What’s a mashup you might ask? In music/podcasting terms, it is when someone combines multiple songs together for a mixture of something new. In Web terms, you take multiple programming interfaces and produce something unique, like a way to display a map of used cars in your ‘hood that meet your specs, or bands that are playing at nearby clubs. All done within the comfort and safety of your Web browser. No small animals were harmed during the creation of this movie. And safe for families too.

Why marketing matters

I spent some time with Marcia Kadanoff of Firewhite this week and loved the fact that she was not only a very smart gal but also moonlights as her home CIO. When I came by she was telling her hubby what was wrong with their home network, while whipping out the Web browser to add access for my laptop. I have to admit, I got a little hot.

And check out this post on why marketing matters even more. These days when companies are being created right and left with little regard for how to capture and retain customers, it is time to go into the Wayback machine and remember those first marketing principles.

You have heard of iTunes, now there is iMom

In today’s LA Times, a representative from HP is quoted as saying:

"Digital photography used to be male-dominated; all images ended up in cameras and on hard drives and the guy would take care of it," said Larry Lesley, HP's SVP of digital photography and entertainment services. "Now it is shifting to the iMom who used to drop off film then do shopping. She's taking back control of the family memories."

The story talks about a new kiosk computer from HP that will go into drug stores around California soon to enable people to print their digital photos.

Now, it so happens I was in a Wolf Camera store this week, getting a battery for my bike computer. A woman in front of me was getting her passport photo, and I noticed the process. First the clerk took her picture with a digital camera. Then he took the media out of the camera and placed it in a kiosk in the store and printed the pictures. The kiosk had about 17 different slots for various digital media, and a CD burner too. It was a nice setup, and it took no time to get the photo printed and the woman on her way.

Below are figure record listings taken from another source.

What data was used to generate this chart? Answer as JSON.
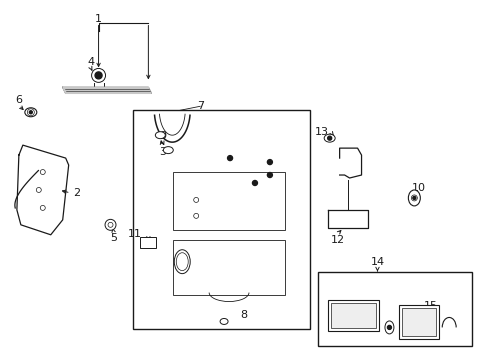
{
  "bg_color": "#ffffff",
  "line_color": "#1a1a1a",
  "fig_width": 4.89,
  "fig_height": 3.6,
  "dpi": 100
}
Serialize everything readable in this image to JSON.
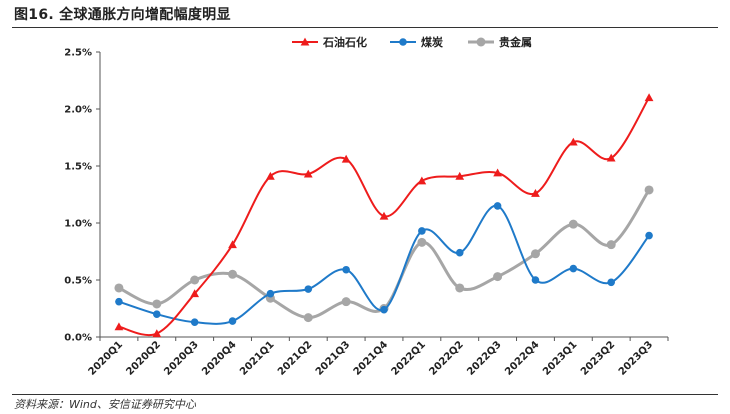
{
  "figure": {
    "title": "图16. 全球通胀方向增配幅度明显",
    "source": "资料来源：Wind、安信证券研究中心"
  },
  "chart_data": {
    "type": "line",
    "title": "",
    "xlabel": "",
    "ylabel": "",
    "categories": [
      "2020Q1",
      "2020Q2",
      "2020Q3",
      "2020Q4",
      "2021Q1",
      "2021Q2",
      "2021Q3",
      "2021Q4",
      "2022Q1",
      "2022Q2",
      "2022Q3",
      "2022Q4",
      "2023Q1",
      "2023Q2",
      "2023Q3"
    ],
    "ylim": [
      0,
      2.5
    ],
    "yticks": [
      "0.0%",
      "0.5%",
      "1.0%",
      "1.5%",
      "2.0%",
      "2.5%"
    ],
    "grid": false,
    "legend_position": "top",
    "smooth": true,
    "series": [
      {
        "name": "石油石化",
        "color": "#ee1c1c",
        "marker": "triangle",
        "values": [
          0.09,
          0.03,
          0.38,
          0.81,
          1.41,
          1.43,
          1.56,
          1.06,
          1.37,
          1.41,
          1.44,
          1.26,
          1.71,
          1.57,
          2.1
        ]
      },
      {
        "name": "煤炭",
        "color": "#1f7ac9",
        "marker": "circle",
        "values": [
          0.31,
          0.2,
          0.13,
          0.14,
          0.38,
          0.42,
          0.59,
          0.24,
          0.93,
          0.74,
          1.15,
          0.5,
          0.6,
          0.48,
          0.89
        ]
      },
      {
        "name": "贵金属",
        "color": "#a6a6a6",
        "marker": "circle",
        "values": [
          0.43,
          0.29,
          0.5,
          0.55,
          0.34,
          0.17,
          0.31,
          0.25,
          0.83,
          0.43,
          0.53,
          0.73,
          0.99,
          0.81,
          1.29
        ]
      }
    ]
  }
}
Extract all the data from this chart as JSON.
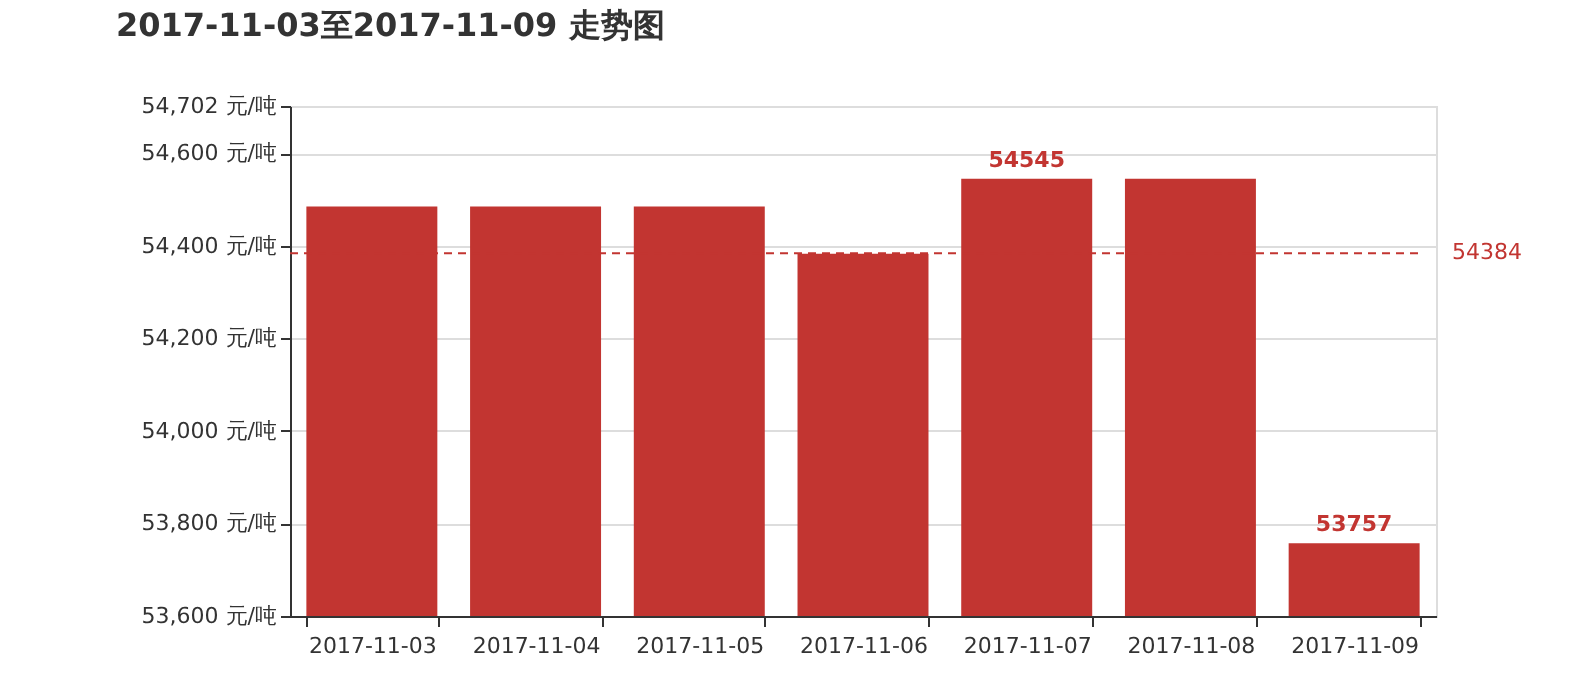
{
  "chart_data": {
    "type": "bar",
    "title": "2017-11-03至2017-11-09 走势图",
    "categories": [
      "2017-11-03",
      "2017-11-04",
      "2017-11-05",
      "2017-11-06",
      "2017-11-07",
      "2017-11-08",
      "2017-11-09"
    ],
    "series": [
      {
        "color": "#c23531",
        "values": [
          54485,
          54485,
          54485,
          54383,
          54545,
          54545,
          53757
        ]
      }
    ],
    "ylim": [
      53600,
      54702
    ],
    "yticks": [
      {
        "value": 53600,
        "label": "53,600 元/吨"
      },
      {
        "value": 53800,
        "label": "53,800 元/吨"
      },
      {
        "value": 54000,
        "label": "54,000 元/吨"
      },
      {
        "value": 54200,
        "label": "54,200 元/吨"
      },
      {
        "value": 54400,
        "label": "54,400 元/吨"
      },
      {
        "value": 54600,
        "label": "54,600 元/吨"
      },
      {
        "value": 54702,
        "label": "54,702 元/吨"
      }
    ],
    "grid": "y",
    "annotations": [
      {
        "text": "54545",
        "x": "2017-11-07",
        "y": 54545
      },
      {
        "text": "53757",
        "x": "2017-11-09",
        "y": 53757
      }
    ],
    "ref_lines": [
      {
        "axis": "y",
        "value": 54384,
        "label": "54384",
        "color": "#c23531",
        "line_style": "dashed"
      }
    ]
  }
}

So these kiosks are already out there. It sure will help get those photos off the hard drives of the world and onto paper, where they then can be filed away in shoeboxes just like the analog prints of old.

Certainly, Apple has done more than anyone to make things easier: you just plug the camera in, and iPhoto takes care of the rest. And there are several solutions on the Windows side, including (which is OEM’ed to HP, BTW). But it will be interesting to see if HP can recapture the balance of power over who owns the digital family photo assets. The problem, like so much of digital photography, isn’t about the tech. It is about family politics.

Now, I am just one silly user in this arena, but my digital assets are a mess. Part of the problem is that both my wife and I have changed so many computers over the past couple of years that we can’t keep track of things. Part is that we use both Windows and Mac PCs, and have photos on both (the Mac works much better but my wife is a Windows gal). And part is just inertia — this is a project for a rainy weekend, but we live in LA where we don’t usually have too many rainy weekends.

No amount of software is going to help us get organized. But I love the fact that guys at HP are targeting the iMoms of the world.